Regulatory Playing Field
There is one point that I have consistently maintained in telecom, back from when I left the sector in 2006. That is, that the telecom companies have not really done their bit in improving the regulatory environment in India. It’s been 25-26 years since the first Indian telecom company was given a licence. I was among the first in 1995.
Telcos, instead of being mature and responsible stakeholders in developing a strong, credible regulatory framework, continue to try and ‘manage’ policy through public relations and politics.
Why should the sustained functioning of a sector become a political issue every time, with administratively driven discussions on bailout packages?
Rules-based governance should be the norm rather than this ad hoc approach. That is the responsibility of these telecom companies, who have not done their bit in creating such a regime.
That’s why we are still struggling with basic regulatory issues.
Even today, basic disputes of inter-connect, competition, new entrants are still being adjudicated in the public domain and the media instead of being done through a regulator and a regulatory process that is transparent and accountable.
I think one of the biggest disservices that the Indian telecom companies have done to the sector, is that they have not played a part in helping evolve a strong, robust, regulatory framework. That would have solved any disputes that required adjudication between government and the telecom companies, or between telecom companies themselves, or consumers and telecom companies.
Even today, on basic issues of quality of service, it is the government that has to intervene.
This is a glaring gap for an industry that is worth billions of dollars, that they continue to shortcut things and oppose the creation of a world-class regulatory framework of laws and rules.

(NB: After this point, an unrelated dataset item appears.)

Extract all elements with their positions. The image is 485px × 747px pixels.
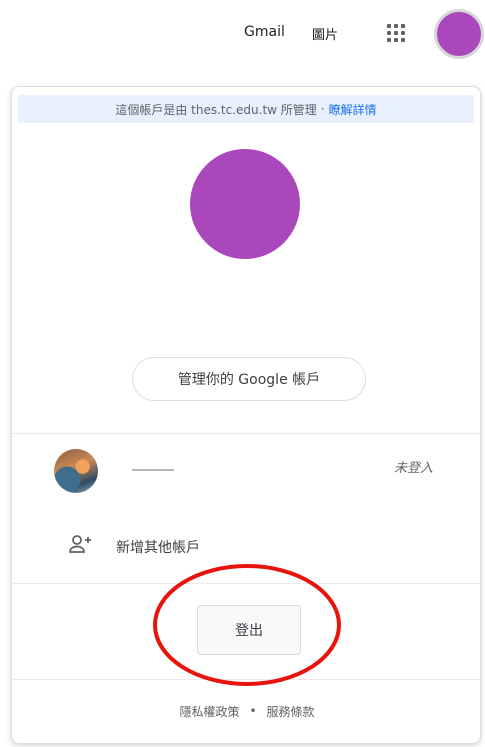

Telcos’ conduct on issues like net neutrality, call-drops are all evidence to this over the years. Some of their recent requests like minimum pricing slabs are bizarre and just foolish – knowing fully that in a free-market model, governments cannot intervene to regulate minimum pricing just because one or two companies find it difficult to compete.
The Way Out
I’m frankly disappointed that these big multi-billion telecom companies are seeking a bailout from Indian taxpayers. Not only is it disappointing but it is also not tenable.
Telcos are not unlike any other sector or company. Many sectors have had to deal with high indebtedness as a result of reckless lending and borrowing in the 2010-2014 timeframe. The culture of opaque bailouts and restructuring of debt have been replaced by the Insolvency and Bankruptcy Code.
Telcos seeking debt bailout forget that under the IBC, even if they default on their debt, the law prescribes an insolvency resolution process with creditors taking over and administering the business before selling it as a going concern to new shareholders.
They have significant market capitalisation and deep-pocketed strategic investors under whose watch their business decisions were taken. They must rebuild their balance sheet, rebuild their business plans and models and compete hard with current and future competitors.
Rajeev Chandrasekhar is a Rajya Sabha Member of Parliament for the BJP; the founder of BPL Mobile; and a technology entrepreneur.
The views expressed here are those of the author and do not necessarily represent the views of Bloomberg Quint or its editorial team.